IEEE Trans Image Process. 2020 Feb 28. doi: 10.1109/TIP.2020.2975918. Online ahead of print.

Abstract

Despite having achieved excellent performance on various tasks, deep neural networks have been shown to be susceptible to adversarial examples, i.e., visual inputs crafted with structural imperceptible noise. To explain this phenomenon, previous works implicate the weak capability of the classification models and the difficulty of the classification tasks. These explanations appear to account for some of the empirical observations but lack deep insight into the intrinsic nature of adversarial examples, such as the generation method and transferability. Furthermore, previous works generate adversarial examples completely rely on a specific classifier (model). Consequently, the attack ability of adversarial examples is strongly dependent on the specific classifier. More importantly, adversarial examples cannot be generated without a trained classifier. In this paper, we raise a question: what is the real cause of the generation of adversarial examples?
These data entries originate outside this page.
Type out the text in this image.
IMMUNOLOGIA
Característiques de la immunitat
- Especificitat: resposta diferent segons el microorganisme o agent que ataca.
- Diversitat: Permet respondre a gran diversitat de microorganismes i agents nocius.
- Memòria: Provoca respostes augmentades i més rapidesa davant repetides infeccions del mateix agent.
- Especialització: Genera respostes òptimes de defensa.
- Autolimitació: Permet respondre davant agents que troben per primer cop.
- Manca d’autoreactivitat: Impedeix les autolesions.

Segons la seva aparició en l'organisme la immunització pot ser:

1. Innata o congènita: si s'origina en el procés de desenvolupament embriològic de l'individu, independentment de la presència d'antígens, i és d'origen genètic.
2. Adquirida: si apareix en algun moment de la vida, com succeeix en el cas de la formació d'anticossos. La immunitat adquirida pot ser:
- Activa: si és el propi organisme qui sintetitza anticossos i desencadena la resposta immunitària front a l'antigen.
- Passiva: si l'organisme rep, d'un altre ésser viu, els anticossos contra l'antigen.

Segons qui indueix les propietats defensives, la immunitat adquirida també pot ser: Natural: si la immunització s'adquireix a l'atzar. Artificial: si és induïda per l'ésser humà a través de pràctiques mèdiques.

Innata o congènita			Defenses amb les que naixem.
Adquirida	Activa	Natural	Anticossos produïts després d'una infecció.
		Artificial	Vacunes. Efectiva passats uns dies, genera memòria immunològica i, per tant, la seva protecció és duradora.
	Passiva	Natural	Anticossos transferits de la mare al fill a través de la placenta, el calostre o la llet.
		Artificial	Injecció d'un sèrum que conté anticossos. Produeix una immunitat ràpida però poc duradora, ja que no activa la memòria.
To answer this question, we propose a new concept, called the adversarial region, which explains the existence of adversarial examples as perturbations perpendicular to the tangent plane of the data manifold. This view yields a clear explanation of the transfer property across different models of adversarial examples. Moreover, with the notion of the adversarial region, we propose a novel target-free method to generate adversarial examples via principal component analysis. We verify our adversarial region hypothesis on a synthetic dataset and demonstrate through extensive experiments on real datasets that the adversarial examples generated by our method have competitive or even strong transferability compared with model-dependent adversarial example generating methods. Moreover, our experiment shows that the proposed method is more robust to defensive methods than previous methods.